Le clarinettiste et un des guitaristes n'étaient plus tout à fait en état de jouer aux alentours de 6h du matin. Abandonnant leurs instruments, ils ont décidé de se lancer dans un rap improvisé sur le mode de la Battle. Fascinée, sortant de ma confortable invisibilité, je me suis approchée pour regarder les deux hommes s'envoyer leurs flows alcoolisés. Pour moi, c'était être capable d'enchaîner les salto arrière avec trois grammes dans le sang : la prouesse, déjà spectaculaire à mes yeux, était soulignée par leurs regards incertains et leurs pieds titubants. Ça continuait d'envoyer de belles tirades musicales, appuyées toujours sur l'inlassable contrebassiste, sorte d'accoudoir de la pensée musicale.

Je ne peux pas tout raconter. Chacun des musiciens, chacun des villageois, a eu son moment cocasse, son instant de grâce, presque, la plupart sur un mode slapstick ou burlesque plus adapté à la vidéo qu'à mes récits.

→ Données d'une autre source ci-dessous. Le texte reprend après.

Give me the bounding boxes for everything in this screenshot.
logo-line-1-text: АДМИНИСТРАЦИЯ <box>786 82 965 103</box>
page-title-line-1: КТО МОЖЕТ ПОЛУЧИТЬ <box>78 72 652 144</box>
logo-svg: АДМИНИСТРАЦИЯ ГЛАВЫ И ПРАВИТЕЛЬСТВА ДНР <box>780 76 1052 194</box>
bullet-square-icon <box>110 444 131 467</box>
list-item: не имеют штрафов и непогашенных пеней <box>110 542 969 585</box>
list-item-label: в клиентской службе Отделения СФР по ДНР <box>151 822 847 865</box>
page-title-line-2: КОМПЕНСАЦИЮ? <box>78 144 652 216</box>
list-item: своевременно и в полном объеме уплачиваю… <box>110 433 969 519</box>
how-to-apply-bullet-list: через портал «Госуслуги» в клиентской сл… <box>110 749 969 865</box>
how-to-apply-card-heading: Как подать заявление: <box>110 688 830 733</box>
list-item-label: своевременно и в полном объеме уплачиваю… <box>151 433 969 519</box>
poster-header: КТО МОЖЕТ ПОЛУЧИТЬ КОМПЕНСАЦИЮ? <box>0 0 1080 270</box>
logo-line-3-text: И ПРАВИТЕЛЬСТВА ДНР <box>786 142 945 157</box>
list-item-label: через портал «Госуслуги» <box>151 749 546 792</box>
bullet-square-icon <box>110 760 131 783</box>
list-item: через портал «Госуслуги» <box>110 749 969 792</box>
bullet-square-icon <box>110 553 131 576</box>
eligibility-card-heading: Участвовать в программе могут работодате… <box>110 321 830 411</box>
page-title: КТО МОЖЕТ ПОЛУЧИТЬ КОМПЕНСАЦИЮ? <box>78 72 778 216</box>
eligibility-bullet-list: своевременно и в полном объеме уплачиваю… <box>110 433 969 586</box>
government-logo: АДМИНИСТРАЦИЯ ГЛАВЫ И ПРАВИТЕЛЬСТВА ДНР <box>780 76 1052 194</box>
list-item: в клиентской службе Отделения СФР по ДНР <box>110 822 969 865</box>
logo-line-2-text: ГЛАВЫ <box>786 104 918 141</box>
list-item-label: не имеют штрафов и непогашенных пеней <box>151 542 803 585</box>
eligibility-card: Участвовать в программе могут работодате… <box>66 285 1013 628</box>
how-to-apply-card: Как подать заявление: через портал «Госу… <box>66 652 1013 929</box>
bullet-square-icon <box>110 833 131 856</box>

Il en reste qu'à 7h30, enfin allongés sur des matelas inconfortables, dans des tentes ou sur la poussière, tout le monde repassait avant de dormir les grands moments de la soirée, les beaux concerts, les beaux morceaux. Et quelques fous rires.

mardi 23 juillet 2019

22 juillet 2019, Rabastens

J'avais regardé le concert des Tuba Skinny, attendus comme les apôtres swing de la Nouvelle Orléans, comme s'il avait eu lieu dans un aquarium. Enfermée dehors, j'écoutais les chansons à la façon dont un vieillard regarde les fleurs printanières : comme si elles avaient été pour quelqu'un d'autre. On en vient à détester ceux qui aiment et vibrent quand on ne se sent pas capable d'aimer ni de vibrer. J'avais regardé le concert comme à la télévision, quand le pas de danse est un pas de trop.
Ça arrive.
J'ai été conviée, pas le hasard d'amis entremêlés - une gigue bizarre de gens enchevêtrés par les lignes des destins qui sortent des trompettes - à une soirée improbable. Les gens prévenaient, s'extasiaient, chuchotaient et promettaient : « deux piscines ! ». Alors je pensais aux jeux de jeunes ivrognes qui ne connaîtront plus leur jeunesse, je pensais au chaud et au froid, je pensais que c'était bien, sans doute, deux piscines, pour ceux qui brûlaient à l'intérieur de l'aquarium, pas pour ceux dont le cœur était resté dans la glacière.
En sortant de la voiture, S. a dit «Regardez les étoiles» et j'ai regardé les étoiles à travers la vitre de mon regard mélancolique : elles me semblaient bien maigres et bien communes.
Une heure après le ciel était noir : les étoiles étaient descendues. Les piscines, passées le premier plongeon, n'ont plus intéressé personne. Les étoiles par contre résonnaient tout à côté, leur lumière devenue accords, rythme et mélodie. Il m'a fallu quatre trompettes, trois banjos, trois guitares, deux clarinettes, un trombone, un accordéon, une contrebasse et j'en passe, pour briser de leurs notes répétées, de leur joie têtue, la vitre qui m'enfermait comme un poisson de peu de peau, une créature de peu d'amour. Il m'a fallu rien moins que tous ceux-là pour me rendre ma sensibilité du bout des doigts, pour me rendre mon âme de spectatrice. Mon âme que je veux aimante, mon âme qui sait écouter. Pour me sortir de la glacière.

vendredi 17 mai 2019

Ukulélé


Je ne cesse de penser à la deuxième fin de cette thèse.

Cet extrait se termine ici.